- Born: September 8, 1837 New York, US
- Died: November 1, 1895 (aged 58) San Francisco, California, US
- Education: Women's Medical College of Pennsylvania, 1869
- Occupation: Medical doctor
- Title: Doctor of Medicine
- Relatives: William Tecumseh Sherman, uncle

Signature

= Euthanasia Sherman Meade =

American woman physician (1837–1895)

Euthanasia Sherman Meade (September 8, 1837 – November 1, 1895) was a pioneer woman physician of the Pacific Coast. Meade was the first president of The Woman's Medical Club of California.

== Early life ==
Euthanasia Sherman was born on September 8, 1837, in New York. She was the niece of General William Tecumseh Sherman. When she was 17 years old, she married a man her mother chose and shortly after moved to California. After the death of her only child in its birth, she turned to obstetrics, and later medicine. She returned to the East Coast and worked in hospitals during the American Civil War. In 1869, she graduated from the Woman's Medical College of Pennsylvania.

== Career ==
When she returned to California, Meade opened a medical practice on Mission Street in San Francisco. She was the first regular woman physician to establish herself in California. However, due to the times, she was met with little recognition in the medical profession. She developed asthma and eventually moved to San José where she practiced for 25 years. In 1876, Meade and four other women physicians were admitted to the State Medical Society. Meade had been the first woman physician in San José, having practiced medicine there since 1869.

After Sarah Winchester, widow of William Wirt Winchester who owned the Winchester Repeating Arms Company, moved to California and purchased a property in the Santa Clara Valley, Meade became Winchester's personal physician.

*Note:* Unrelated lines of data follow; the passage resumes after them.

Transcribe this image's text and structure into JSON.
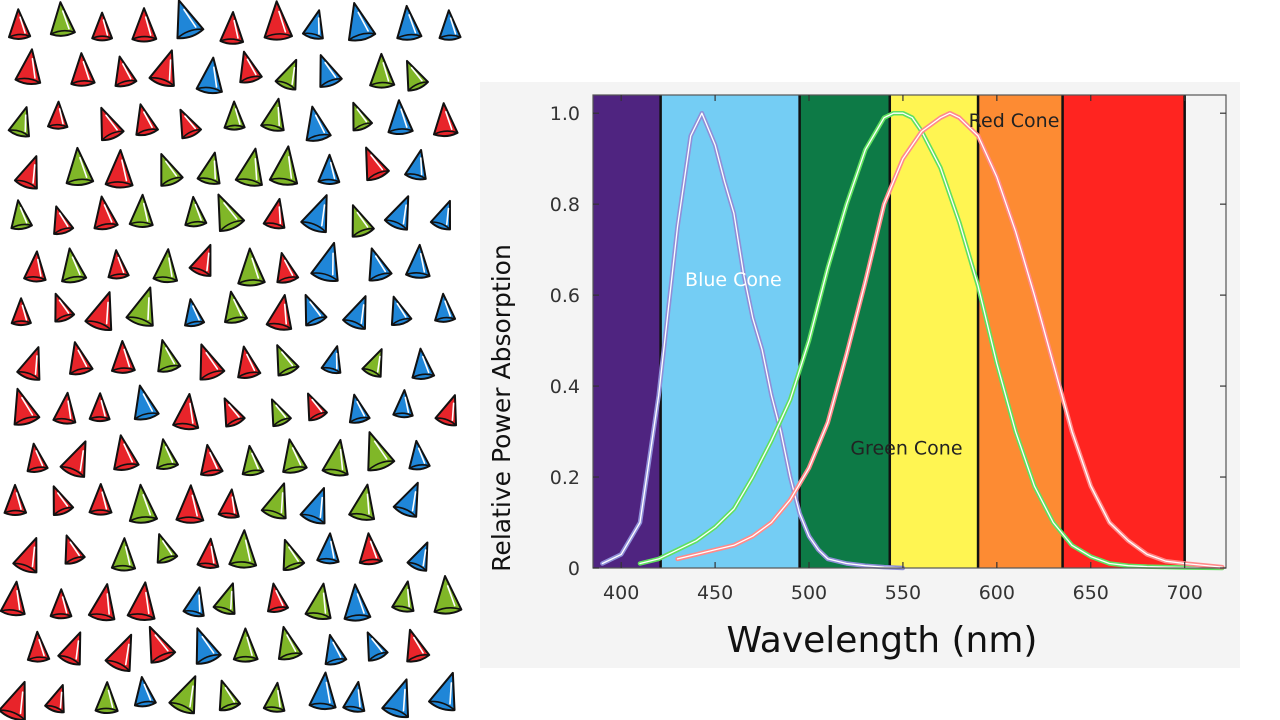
{
  "chart_data": {
    "type": "line",
    "title": "",
    "xlabel": "Wavelength (nm)",
    "ylabel": "Relative Power Absorption",
    "xlim": [
      385,
      722
    ],
    "ylim": [
      0,
      1.04
    ],
    "x_ticks": [
      400,
      450,
      500,
      550,
      600,
      650,
      700
    ],
    "y_ticks": [
      0,
      0.2,
      0.4,
      0.6,
      0.8,
      1.0
    ],
    "y_tick_labels": [
      "0",
      "0.2",
      "0.4",
      "0.6",
      "0.8",
      "1.0"
    ],
    "grid": false,
    "legend": "none",
    "color_bands": [
      {
        "from": 385,
        "to": 421,
        "color": "#4f2480"
      },
      {
        "from": 421,
        "to": 495,
        "color": "#74cdf4"
      },
      {
        "from": 495,
        "to": 543,
        "color": "#0d7a46"
      },
      {
        "from": 543,
        "to": 590,
        "color": "#fff552"
      },
      {
        "from": 590,
        "to": 635,
        "color": "#fd8b33"
      },
      {
        "from": 635,
        "to": 700,
        "color": "#ff2420"
      },
      {
        "from": 700,
        "to": 722,
        "color": "#f4f4f4"
      }
    ],
    "series": [
      {
        "name": "Blue Cone",
        "color": "#8f8fd8",
        "x": [
          390,
          400,
          410,
          420,
          430,
          437,
          443,
          450,
          455,
          460,
          465,
          470,
          475,
          480,
          485,
          490,
          495,
          500,
          505,
          510,
          520,
          530,
          540,
          550
        ],
        "y": [
          0.01,
          0.03,
          0.1,
          0.38,
          0.75,
          0.95,
          1.0,
          0.93,
          0.85,
          0.78,
          0.65,
          0.55,
          0.48,
          0.38,
          0.3,
          0.2,
          0.12,
          0.07,
          0.04,
          0.02,
          0.01,
          0.005,
          0.002,
          0.0
        ]
      },
      {
        "name": "Green Cone",
        "color": "#60e060",
        "x": [
          410,
          420,
          430,
          440,
          450,
          460,
          470,
          480,
          490,
          500,
          510,
          520,
          530,
          540,
          545,
          550,
          555,
          560,
          570,
          580,
          590,
          600,
          610,
          620,
          630,
          640,
          650,
          660,
          670,
          680,
          700,
          720
        ],
        "y": [
          0.01,
          0.02,
          0.04,
          0.06,
          0.09,
          0.13,
          0.2,
          0.28,
          0.37,
          0.5,
          0.66,
          0.8,
          0.92,
          0.99,
          1.0,
          1.0,
          0.99,
          0.96,
          0.88,
          0.76,
          0.62,
          0.45,
          0.3,
          0.18,
          0.1,
          0.05,
          0.025,
          0.01,
          0.005,
          0.003,
          0.001,
          0.0
        ]
      },
      {
        "name": "Red Cone",
        "color": "#ff8a8a",
        "x": [
          430,
          440,
          450,
          460,
          470,
          480,
          490,
          500,
          510,
          520,
          530,
          540,
          550,
          560,
          570,
          575,
          580,
          590,
          600,
          610,
          620,
          630,
          640,
          650,
          660,
          670,
          680,
          690,
          700,
          720
        ],
        "y": [
          0.02,
          0.03,
          0.04,
          0.05,
          0.07,
          0.1,
          0.15,
          0.22,
          0.32,
          0.47,
          0.63,
          0.8,
          0.9,
          0.96,
          0.99,
          1.0,
          0.99,
          0.95,
          0.86,
          0.74,
          0.6,
          0.45,
          0.3,
          0.18,
          0.1,
          0.06,
          0.03,
          0.015,
          0.01,
          0.002
        ]
      }
    ],
    "annotations": [
      {
        "text": "Blue Cone",
        "x": 434,
        "y": 0.62,
        "color": "#ffffff"
      },
      {
        "text": "Red Cone",
        "x": 585,
        "y": 0.97,
        "color": "#222222"
      },
      {
        "text": "Green Cone",
        "x": 522,
        "y": 0.25,
        "color": "#222222"
      }
    ]
  },
  "illustration": {
    "red_color": "#e8242a",
    "green_color": "#80b728",
    "blue_color": "#1f86d8"
  }
}
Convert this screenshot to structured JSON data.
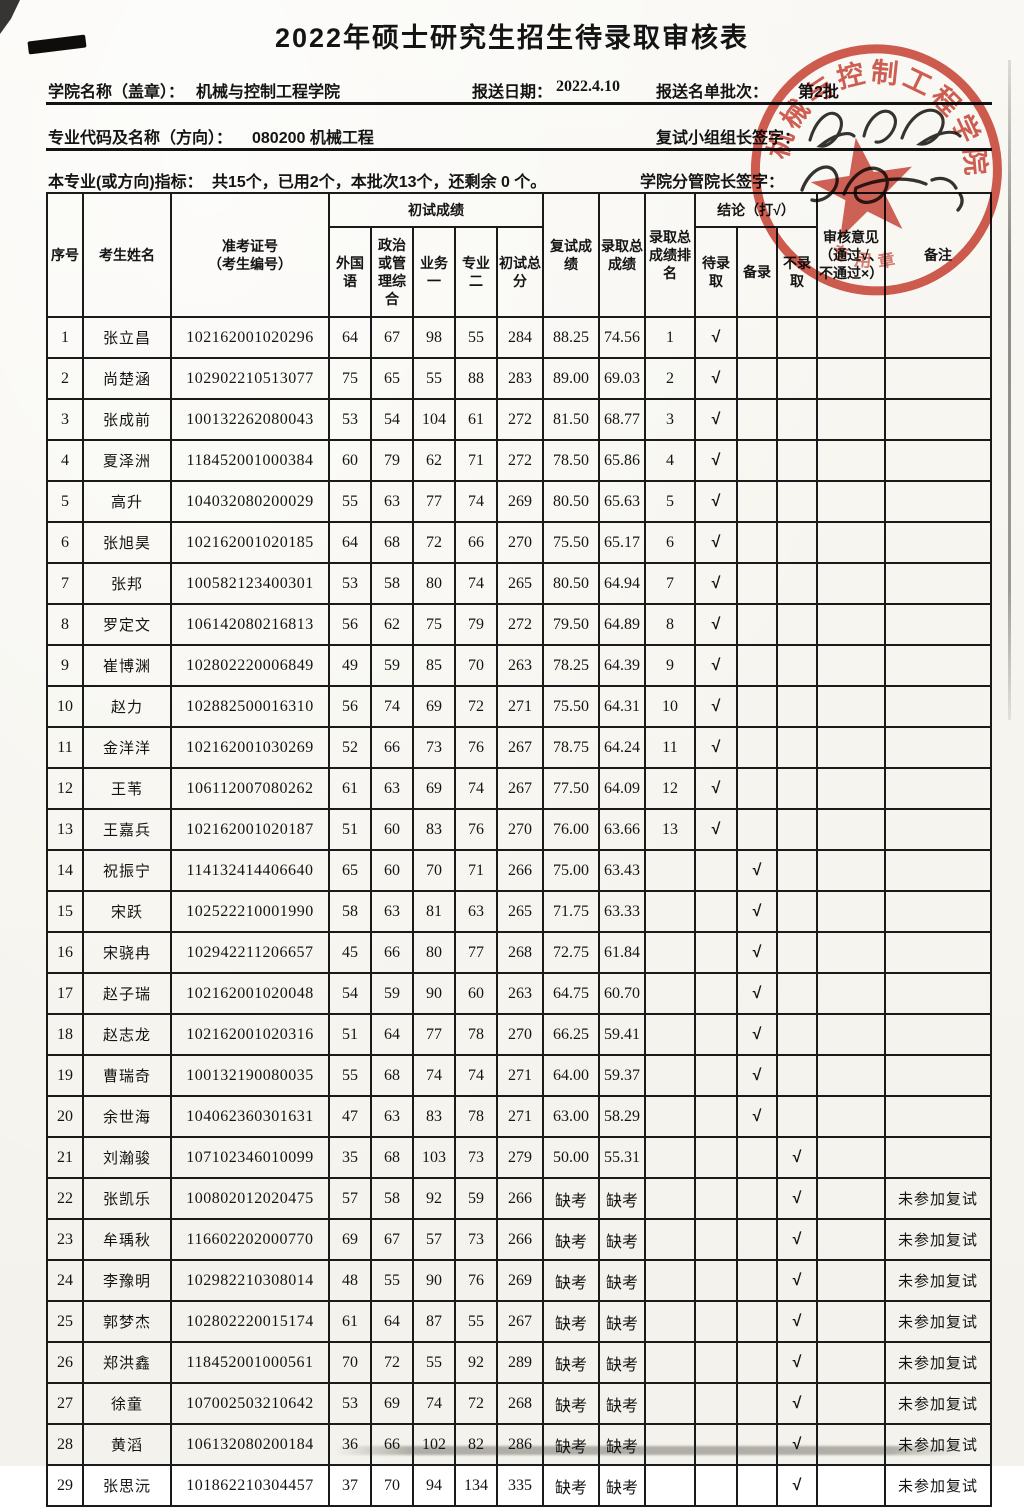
{
  "title": "2022年硕士研究生招生待录取审核表",
  "meta": {
    "college_label": "学院名称（盖章）：",
    "college_value": "机械与控制工程学院",
    "date_label": "报送日期：",
    "date_value": "2022.4.10",
    "batch_label": "报送名单批次：",
    "batch_value": "第2批",
    "major_label": "专业代码及名称（方向）：",
    "major_value": "080200 机械工程",
    "retest_leader_label": "复试小组组长签字：",
    "quota_label": "本专业(或方向)指标：",
    "quota_value": "共15个，已用2个，本批次13个，还剩余 0 个。",
    "dean_label": "学院分管院长签字："
  },
  "stamp": {
    "ring_text": "机械与控制工程学院",
    "bottom_text": "专用章",
    "color": "#c8392b"
  },
  "table": {
    "check_glyph": "√",
    "columns": {
      "index": "序号",
      "name": "考生姓名",
      "ticket_line1": "准考证号",
      "ticket_line2": "（考生编号）",
      "first_exam": "初试成绩",
      "foreign": "外国语",
      "politics": "政治或管理综合",
      "business1": "业务一",
      "major2": "专业二",
      "first_total": "初试总分",
      "retest": "复试成绩",
      "total": "录取总成绩",
      "rank": "录取总成绩排名",
      "conclusion": "结论（打√）",
      "pending": "待录取",
      "backup": "备录",
      "reject": "不录取",
      "review": "审核意见（通过√、不通过×）",
      "remark": "备注"
    },
    "rows": [
      {
        "no": "1",
        "name": "张立昌",
        "ticket": "102162001020296",
        "foreign": "64",
        "politics": "67",
        "business1": "98",
        "major2": "55",
        "first_total": "284",
        "retest": "88.25",
        "total": "74.56",
        "rank": "1",
        "conclusion": "待录取",
        "remark": ""
      },
      {
        "no": "2",
        "name": "尚楚涵",
        "ticket": "102902210513077",
        "foreign": "75",
        "politics": "65",
        "business1": "55",
        "major2": "88",
        "first_total": "283",
        "retest": "89.00",
        "total": "69.03",
        "rank": "2",
        "conclusion": "待录取",
        "remark": ""
      },
      {
        "no": "3",
        "name": "张成前",
        "ticket": "100132262080043",
        "foreign": "53",
        "politics": "54",
        "business1": "104",
        "major2": "61",
        "first_total": "272",
        "retest": "81.50",
        "total": "68.77",
        "rank": "3",
        "conclusion": "待录取",
        "remark": ""
      },
      {
        "no": "4",
        "name": "夏泽洲",
        "ticket": "118452001000384",
        "foreign": "60",
        "politics": "79",
        "business1": "62",
        "major2": "71",
        "first_total": "272",
        "retest": "78.50",
        "total": "65.86",
        "rank": "4",
        "conclusion": "待录取",
        "remark": ""
      },
      {
        "no": "5",
        "name": "高升",
        "ticket": "104032080200029",
        "foreign": "55",
        "politics": "63",
        "business1": "77",
        "major2": "74",
        "first_total": "269",
        "retest": "80.50",
        "total": "65.63",
        "rank": "5",
        "conclusion": "待录取",
        "remark": ""
      },
      {
        "no": "6",
        "name": "张旭昊",
        "ticket": "102162001020185",
        "foreign": "64",
        "politics": "68",
        "business1": "72",
        "major2": "66",
        "first_total": "270",
        "retest": "75.50",
        "total": "65.17",
        "rank": "6",
        "conclusion": "待录取",
        "remark": ""
      },
      {
        "no": "7",
        "name": "张邦",
        "ticket": "100582123400301",
        "foreign": "53",
        "politics": "58",
        "business1": "80",
        "major2": "74",
        "first_total": "265",
        "retest": "80.50",
        "total": "64.94",
        "rank": "7",
        "conclusion": "待录取",
        "remark": ""
      },
      {
        "no": "8",
        "name": "罗定文",
        "ticket": "106142080216813",
        "foreign": "56",
        "politics": "62",
        "business1": "75",
        "major2": "79",
        "first_total": "272",
        "retest": "79.50",
        "total": "64.89",
        "rank": "8",
        "conclusion": "待录取",
        "remark": ""
      },
      {
        "no": "9",
        "name": "崔博渊",
        "ticket": "102802220006849",
        "foreign": "49",
        "politics": "59",
        "business1": "85",
        "major2": "70",
        "first_total": "263",
        "retest": "78.25",
        "total": "64.39",
        "rank": "9",
        "conclusion": "待录取",
        "remark": ""
      },
      {
        "no": "10",
        "name": "赵力",
        "ticket": "102882500016310",
        "foreign": "56",
        "politics": "74",
        "business1": "69",
        "major2": "72",
        "first_total": "271",
        "retest": "75.50",
        "total": "64.31",
        "rank": "10",
        "conclusion": "待录取",
        "remark": ""
      },
      {
        "no": "11",
        "name": "金洋洋",
        "ticket": "102162001030269",
        "foreign": "52",
        "politics": "66",
        "business1": "73",
        "major2": "76",
        "first_total": "267",
        "retest": "78.75",
        "total": "64.24",
        "rank": "11",
        "conclusion": "待录取",
        "remark": ""
      },
      {
        "no": "12",
        "name": "王苇",
        "ticket": "106112007080262",
        "foreign": "61",
        "politics": "63",
        "business1": "69",
        "major2": "74",
        "first_total": "267",
        "retest": "77.50",
        "total": "64.09",
        "rank": "12",
        "conclusion": "待录取",
        "remark": ""
      },
      {
        "no": "13",
        "name": "王嘉兵",
        "ticket": "102162001020187",
        "foreign": "51",
        "politics": "60",
        "business1": "83",
        "major2": "76",
        "first_total": "270",
        "retest": "76.00",
        "total": "63.66",
        "rank": "13",
        "conclusion": "待录取",
        "remark": ""
      },
      {
        "no": "14",
        "name": "祝振宁",
        "ticket": "114132414406640",
        "foreign": "65",
        "politics": "60",
        "business1": "70",
        "major2": "71",
        "first_total": "266",
        "retest": "75.00",
        "total": "63.43",
        "rank": "",
        "conclusion": "备录",
        "remark": ""
      },
      {
        "no": "15",
        "name": "宋跃",
        "ticket": "102522210001990",
        "foreign": "58",
        "politics": "63",
        "business1": "81",
        "major2": "63",
        "first_total": "265",
        "retest": "71.75",
        "total": "63.33",
        "rank": "",
        "conclusion": "备录",
        "remark": ""
      },
      {
        "no": "16",
        "name": "宋骁冉",
        "ticket": "102942211206657",
        "foreign": "45",
        "politics": "66",
        "business1": "80",
        "major2": "77",
        "first_total": "268",
        "retest": "72.75",
        "total": "61.84",
        "rank": "",
        "conclusion": "备录",
        "remark": ""
      },
      {
        "no": "17",
        "name": "赵子瑞",
        "ticket": "102162001020048",
        "foreign": "54",
        "politics": "59",
        "business1": "90",
        "major2": "60",
        "first_total": "263",
        "retest": "64.75",
        "total": "60.70",
        "rank": "",
        "conclusion": "备录",
        "remark": ""
      },
      {
        "no": "18",
        "name": "赵志龙",
        "ticket": "102162001020316",
        "foreign": "51",
        "politics": "64",
        "business1": "77",
        "major2": "78",
        "first_total": "270",
        "retest": "66.25",
        "total": "59.41",
        "rank": "",
        "conclusion": "备录",
        "remark": ""
      },
      {
        "no": "19",
        "name": "曹瑞奇",
        "ticket": "100132190080035",
        "foreign": "55",
        "politics": "68",
        "business1": "74",
        "major2": "74",
        "first_total": "271",
        "retest": "64.00",
        "total": "59.37",
        "rank": "",
        "conclusion": "备录",
        "remark": ""
      },
      {
        "no": "20",
        "name": "余世海",
        "ticket": "104062360301631",
        "foreign": "47",
        "politics": "63",
        "business1": "83",
        "major2": "78",
        "first_total": "271",
        "retest": "63.00",
        "total": "58.29",
        "rank": "",
        "conclusion": "备录",
        "remark": ""
      },
      {
        "no": "21",
        "name": "刘瀚骏",
        "ticket": "107102346010099",
        "foreign": "35",
        "politics": "68",
        "business1": "103",
        "major2": "73",
        "first_total": "279",
        "retest": "50.00",
        "total": "55.31",
        "rank": "",
        "conclusion": "不录取",
        "remark": ""
      },
      {
        "no": "22",
        "name": "张凯乐",
        "ticket": "100802012020475",
        "foreign": "57",
        "politics": "58",
        "business1": "92",
        "major2": "59",
        "first_total": "266",
        "retest": "缺考",
        "total": "缺考",
        "rank": "",
        "conclusion": "不录取",
        "remark": "未参加复试"
      },
      {
        "no": "23",
        "name": "牟瑀秋",
        "ticket": "116602202000770",
        "foreign": "69",
        "politics": "67",
        "business1": "57",
        "major2": "73",
        "first_total": "266",
        "retest": "缺考",
        "total": "缺考",
        "rank": "",
        "conclusion": "不录取",
        "remark": "未参加复试"
      },
      {
        "no": "24",
        "name": "李豫明",
        "ticket": "102982210308014",
        "foreign": "48",
        "politics": "55",
        "business1": "90",
        "major2": "76",
        "first_total": "269",
        "retest": "缺考",
        "total": "缺考",
        "rank": "",
        "conclusion": "不录取",
        "remark": "未参加复试"
      },
      {
        "no": "25",
        "name": "郭梦杰",
        "ticket": "102802220015174",
        "foreign": "61",
        "politics": "64",
        "business1": "87",
        "major2": "55",
        "first_total": "267",
        "retest": "缺考",
        "total": "缺考",
        "rank": "",
        "conclusion": "不录取",
        "remark": "未参加复试"
      },
      {
        "no": "26",
        "name": "郑洪鑫",
        "ticket": "118452001000561",
        "foreign": "70",
        "politics": "72",
        "business1": "55",
        "major2": "92",
        "first_total": "289",
        "retest": "缺考",
        "total": "缺考",
        "rank": "",
        "conclusion": "不录取",
        "remark": "未参加复试"
      },
      {
        "no": "27",
        "name": "徐童",
        "ticket": "107002503210642",
        "foreign": "53",
        "politics": "69",
        "business1": "74",
        "major2": "72",
        "first_total": "268",
        "retest": "缺考",
        "total": "缺考",
        "rank": "",
        "conclusion": "不录取",
        "remark": "未参加复试"
      },
      {
        "no": "28",
        "name": "黄滔",
        "ticket": "106132080200184",
        "foreign": "36",
        "politics": "66",
        "business1": "102",
        "major2": "82",
        "first_total": "286",
        "retest": "缺考",
        "total": "缺考",
        "rank": "",
        "conclusion": "不录取",
        "remark": "未参加复试"
      },
      {
        "no": "29",
        "name": "张思沅",
        "ticket": "101862210304457",
        "foreign": "37",
        "politics": "70",
        "business1": "94",
        "major2": "134",
        "first_total": "335",
        "retest": "缺考",
        "total": "缺考",
        "rank": "",
        "conclusion": "不录取",
        "remark": "未参加复试"
      }
    ]
  }
}
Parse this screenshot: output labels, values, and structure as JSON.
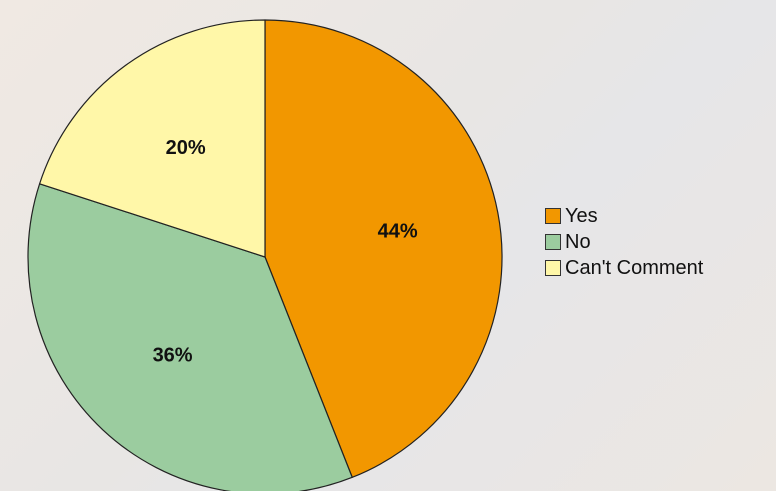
{
  "chart_data": {
    "type": "pie",
    "slices": [
      {
        "label": "Yes",
        "value": 44,
        "display": "44%",
        "color": "#f29700"
      },
      {
        "label": "No",
        "value": 36,
        "display": "36%",
        "color": "#9bcc9f"
      },
      {
        "label": "Can't Comment",
        "value": 20,
        "display": "20%",
        "color": "#fff7a8"
      }
    ],
    "start_angle_deg": 0,
    "direction": "clockwise",
    "legend_position": "right",
    "edge_color": "#222222"
  },
  "legend": {
    "items": [
      {
        "label": "Yes",
        "color": "#f29700"
      },
      {
        "label": "No",
        "color": "#9bcc9f"
      },
      {
        "label": "Can't Comment",
        "color": "#fff7a8"
      }
    ]
  }
}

Meade also trained women in the medical career, including Mary Bennett Ritter, who wrote of her experiences with Sherman in her autobiography, More than Gold In California (1933). Of Meade, Ritter wrote, "The spirit of the profession at its best was imbued in me by this indomitable, high-minded woman."

== Death ==
Meade died November 1, 1895 due to a cerebral embolus from an endocarditis. She was cremated and her ashes placed at Cypress Lawn Cemetery. Of her death, Ritter wrote, "Many of the poor and the rich of San Jose felt that they had lost their best friend when Dr. Euthanasia Sherman Meade died."